Angle of Attack
The angle of attack is the angle at which an airfoil passes through the air. This angle is measured between the chord of the airfoil and the relative wind direction.
The chord is an imaginary line from the leading edge to the trailing edge of an airfoil. Increasing the angle of attack deflects the airstream and causes an upward (or downward pressure, depend of position of the longer surface of an aerofoil) pressure on the underside or upper side of the airfoil. This in turn increases the speed of the airflow over the longer side of the airfoil. As air-flow-speed increases, pressure on the foil's top side is further reduced. The upward pressure on the foil's underside and pressure reduction on the top side combine to furnish lift or downforce.
Angle of incidence (fixed-wing aircraft or car) is the angle between the airfoil chord line and the longitudinal axis or other selected reference plane of the aircraft or car.
The angle of attack and angle of incidence are measured in angle degrees.
The Coefficient of Lift and the Coefficient of Drag represent the changes in lift and drag as the angle of attack changes.
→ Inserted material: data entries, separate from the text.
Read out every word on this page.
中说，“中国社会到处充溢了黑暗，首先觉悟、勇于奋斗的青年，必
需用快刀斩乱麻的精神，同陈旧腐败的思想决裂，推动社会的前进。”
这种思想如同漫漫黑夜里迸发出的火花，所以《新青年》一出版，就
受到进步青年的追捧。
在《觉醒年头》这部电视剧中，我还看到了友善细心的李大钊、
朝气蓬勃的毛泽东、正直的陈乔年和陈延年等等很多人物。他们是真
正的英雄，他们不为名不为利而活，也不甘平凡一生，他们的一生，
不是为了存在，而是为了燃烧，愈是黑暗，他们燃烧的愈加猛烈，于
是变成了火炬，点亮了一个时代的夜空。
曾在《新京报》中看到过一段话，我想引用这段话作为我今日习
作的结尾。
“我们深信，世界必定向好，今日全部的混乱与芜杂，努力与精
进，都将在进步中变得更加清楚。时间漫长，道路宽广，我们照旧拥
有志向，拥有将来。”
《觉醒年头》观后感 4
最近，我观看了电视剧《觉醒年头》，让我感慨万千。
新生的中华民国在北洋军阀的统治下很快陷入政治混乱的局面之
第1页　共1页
CL and CD are not expressed by any physical unit, they are rather absolute numbers obtained from either wind tunnel tests or derived mathematically.
Initially both CL and CD increase as the angle of attack increases. At a certain point, the lift (or downforce) begins to drop while the drag increases sharply. This point is defined as the Critical Angle of Attack. If the angle of attack increases passed the Critical Angle of Attack, at one point all lift will be lost while the drag continues to increase. This event is called wing stall.